On March 16, 2018, the President of the Chamber of Deputies of the National Congress of Paraguay, Fernando Luc, and the Chairman of the inter-parliamentary friendship group, Juan Ramirez, visited Azerbaijan to participate in the VI Global Forum held in Baku.

== Economic cooperation ==

Trade turnover (in thousands of US dollars)
| Year | Export from AZ | Import to AZ | Trade turnover |
|---|---|---|---|
| 2014 | – | 13.2 | 13.2 |
| 2015 | – | 122.5 | 122.5 |
| 2016 | – | 647.3 | 647.3 |
| 2017 | – | 657.24 | 657.24 |
| 2018 | – | 602.76 | 602.76 |

It is planned to create a chamber of commerce.

== Tourism ==
On March 23, 2019, in Asunción, the two governments signed an agreement "On the mutual cancellation of visa requirements for persons holding a diplomatic, official or service passport". Later, President of Azerbaijan Ilham Aliyev signed a law approving this agreement.
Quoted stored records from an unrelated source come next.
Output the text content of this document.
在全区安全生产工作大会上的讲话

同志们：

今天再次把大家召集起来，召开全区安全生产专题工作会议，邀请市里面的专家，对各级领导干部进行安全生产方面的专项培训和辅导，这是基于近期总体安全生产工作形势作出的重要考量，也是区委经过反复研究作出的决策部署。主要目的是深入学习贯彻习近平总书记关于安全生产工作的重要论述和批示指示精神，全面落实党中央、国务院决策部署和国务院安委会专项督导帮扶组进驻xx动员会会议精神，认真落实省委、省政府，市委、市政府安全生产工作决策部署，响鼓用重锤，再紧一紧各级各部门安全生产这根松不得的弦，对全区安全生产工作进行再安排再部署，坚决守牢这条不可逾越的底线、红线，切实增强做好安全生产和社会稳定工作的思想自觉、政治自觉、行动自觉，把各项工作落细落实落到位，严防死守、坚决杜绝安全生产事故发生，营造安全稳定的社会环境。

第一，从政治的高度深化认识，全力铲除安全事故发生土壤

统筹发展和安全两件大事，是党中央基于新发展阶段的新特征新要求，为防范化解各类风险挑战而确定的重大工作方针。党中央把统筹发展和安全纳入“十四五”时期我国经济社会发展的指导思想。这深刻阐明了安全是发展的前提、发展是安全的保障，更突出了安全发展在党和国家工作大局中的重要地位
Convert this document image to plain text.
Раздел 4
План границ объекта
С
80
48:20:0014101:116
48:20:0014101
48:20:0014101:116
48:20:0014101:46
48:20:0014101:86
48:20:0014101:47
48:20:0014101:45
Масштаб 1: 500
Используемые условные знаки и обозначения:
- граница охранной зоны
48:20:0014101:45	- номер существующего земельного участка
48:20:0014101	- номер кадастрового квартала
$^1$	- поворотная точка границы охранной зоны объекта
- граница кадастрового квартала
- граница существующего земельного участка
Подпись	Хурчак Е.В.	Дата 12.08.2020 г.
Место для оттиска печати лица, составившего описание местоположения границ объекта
== International cooperation ==
In the international arena, cooperation is carried out within the framework of various international organizations: the UN, the Non-Aligned Movement, etc.

Paraguay supports Azerbaijan's position in the United Nations Security Council.
== Diplomatic missions ==
Neither country has a resident ambassador.
- Azerbaijan is accredited to Paraguay from its embassy in Buenos Aires, Argentina.
- Paraguay is accredited to Azerbaijan from its embassy in Ankara, Turkey.